Agora, leitora e leitor, leve em conta. Nas cinco corridas seguintes, entre os GPs da Espanha e da Inglaterra, o que aconteceu com Leclerc. Estouro do motor quando liderava na Espanha; erro inacreditável de estratégia no GP de Mônaco, onde Leclerc liderava e partia para uma vitória tranquila, acabou parando nos boxes duas vezes em quatro voltas, teve de esperar atrás de Carlos Sainz e caiu para quarto; outro estouro de motor, agora no GP do Azerbaijão; largou da última fila no GP do Canadá porque a Ferrari trocou o motor e excedeu o limite de três componentes de toda a unidade de força; mais uma vitória fácil, agora no GP da Inglaterra, foi jogada fora quando a Ferrari aproveitou uma bandeira amarela para resolver trocar os pneus apenas de Sainz, que vinha em segundo.
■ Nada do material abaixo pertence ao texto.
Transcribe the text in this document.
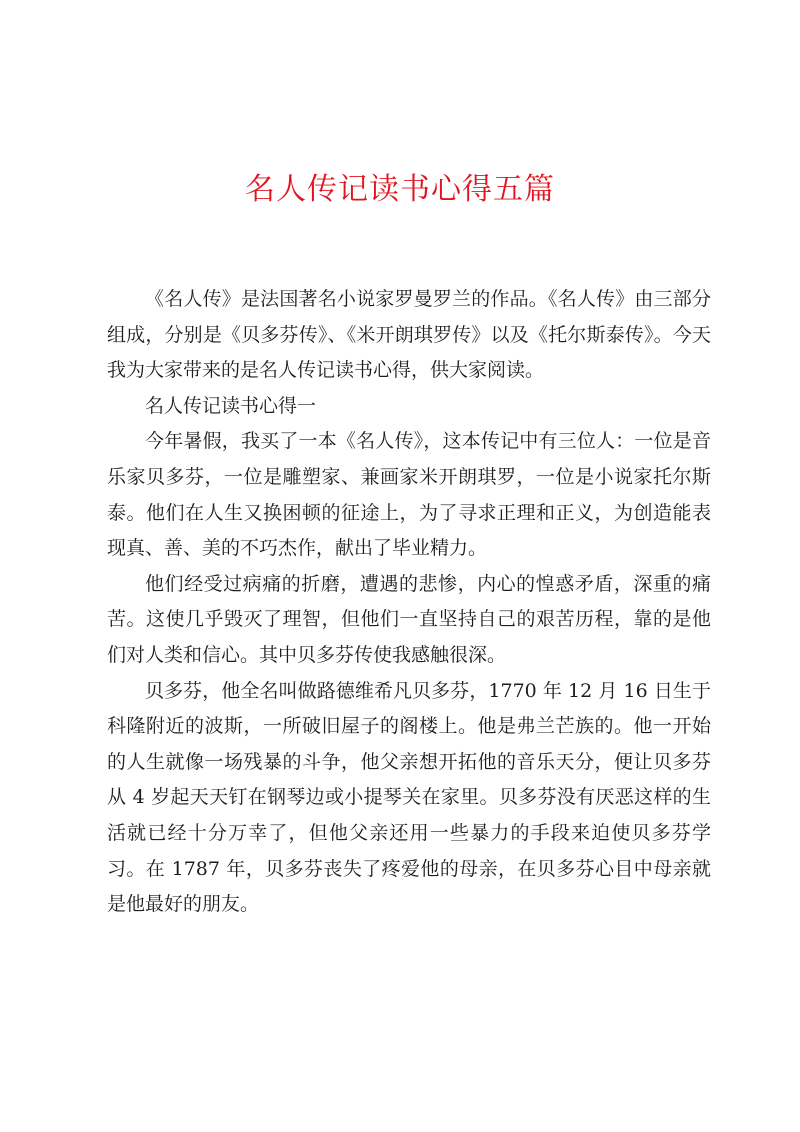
名人传记读书心得五篇

《名人传》是法国著名小说家罗曼罗兰的作品。《名人传》由三部分组成，分别是《贝多芬传》、《米开朗琪罗传》以及《托尔斯泰传》。今天我为大家带来的是名人传记读书心得，供大家阅读。

名人传记读书心得一

今年暑假，我买了一本《名人传》，这本传记中有三位人：一位是音乐家贝多芬，一位是雕塑家、兼画家米开朗琪罗，一位是小说家托尔斯泰。他们在人生又换困顿的征途上，为了寻求正理和正义，为创造能表现真、善、美的不巧杰作，献出了毕业精力。

他们经受过病痛的折磨，遭遇的悲惨，内心的惶惑矛盾，深重的痛苦。这使几乎毁灭了理智，但他们一直坚持自己的艰苦历程，靠的是他们对人类和信心。其中贝多芬传使我感触很深。

贝多芬，他全名叫做路德维希凡贝多芬，1770 年 12 月 16 日生于科隆附近的波斯，一所破旧屋子的阁楼上。他是弗兰芒族的。他一开始的人生就像一场残暴的斗争，他父亲想开拓他的音乐天分，便让贝多芬从 4 岁起天天钉在钢琴边或小提琴关在家里。贝多芬没有厌恶这样的生活就已经十分万幸了，但他父亲还用一些暴力的手段来迫使贝多芬学习。在 1787 年，贝多芬丧失了疼爱他的母亲，在贝多芬心目中母亲就是他最好的朋友。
Com pneus muito velhos contra uma sequência de pilotos de borracha nova, terminou em quarto – e a Ferrari teve tempo para decidir se parava Charles.

Essas foram as corridas seis, sete, oito, nove e dez de Leclerc na temporada. Com os cumprimentos ferraristas, o que era liderança após as primeiras cinco provas era um terceiro lugar do campeonato e desvantagem de 43 pontos cinco corridas depois.
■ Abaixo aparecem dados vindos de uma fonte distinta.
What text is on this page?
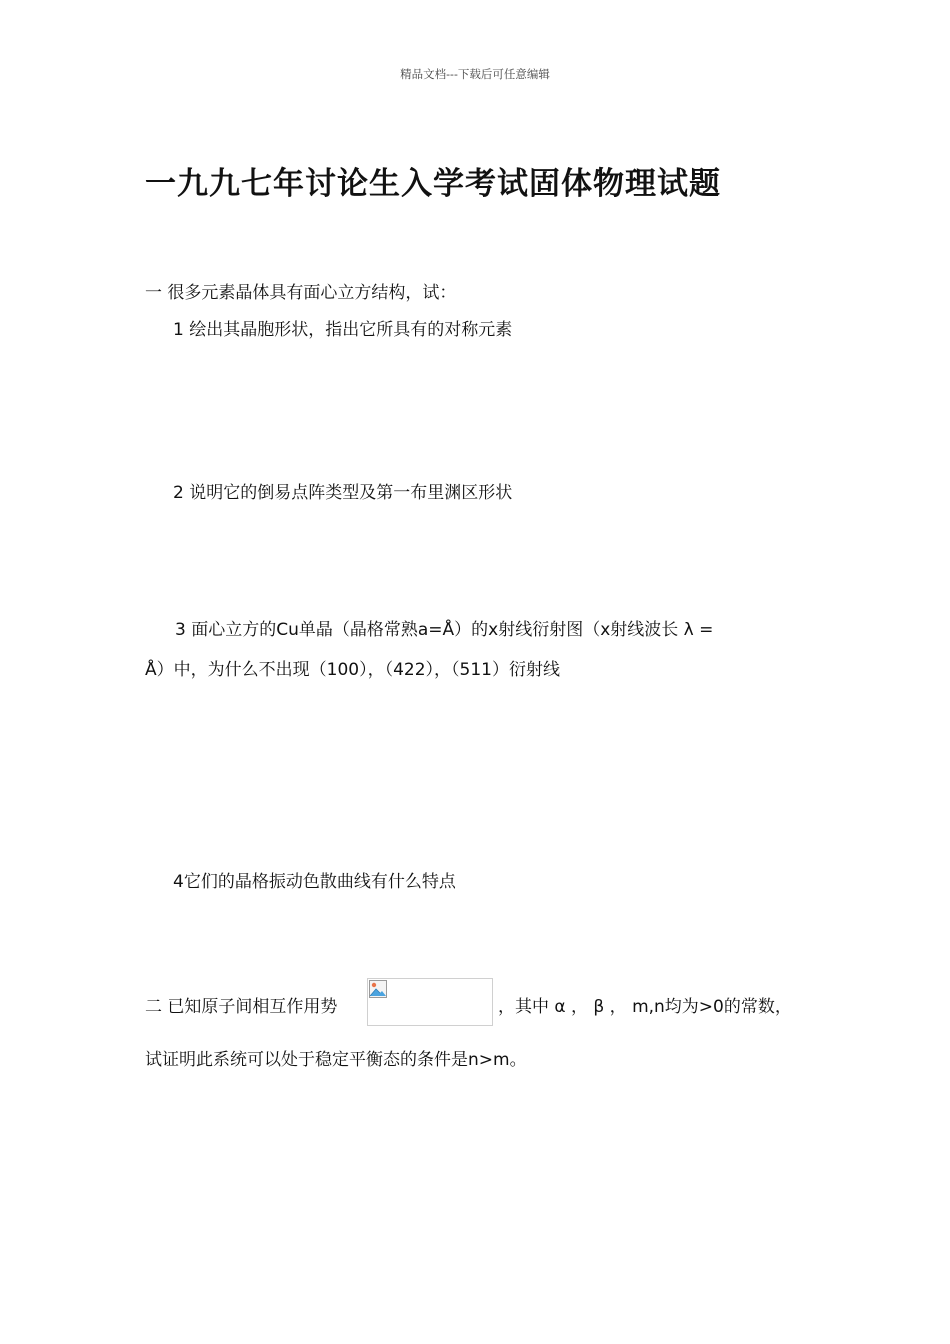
精品文档---下载后可任意编辑
一九九七年讨论生入学考试固体物理试题
一 很多元素晶体具有面心立方结构，试：
1 绘出其晶胞形状，指出它所具有的对称元素
2 说明它的倒易点阵类型及第一布里渊区形状
3 面心立方的Cu单晶（晶格常熟a=Å）的x射线衍射图（x射线波长 λ =
Å）中，为什么不出现（100），（422），（511）衍射线
4它们的晶格振动色散曲线有什么特点
二 已知原子间相互作用势	，其中 α ， β ， m,n均为>0的常数，
试证明此系统可以处于稳定平衡态的条件是n>m。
Lewis Hamilton passou Charles Leclerc após a decisão da Ferrari em Silverstone (Foto: LAT/ Mercedes)

Nas três desde então, uma vitória foi acompanhada por um equívoco pessoal grave e mais um erro da Ferrari. A distância passou a ser de 80: virtualmente inalcançável.

Leclerc sabe quando erra. Admitiu em Ímola e jogou duro demais consigo mesmo em Paul Ricard, mas a Ferrari sequer disso é capaz. Binotto quis contrariar o mundo inteiro após a bisonha estratégia da Hungria.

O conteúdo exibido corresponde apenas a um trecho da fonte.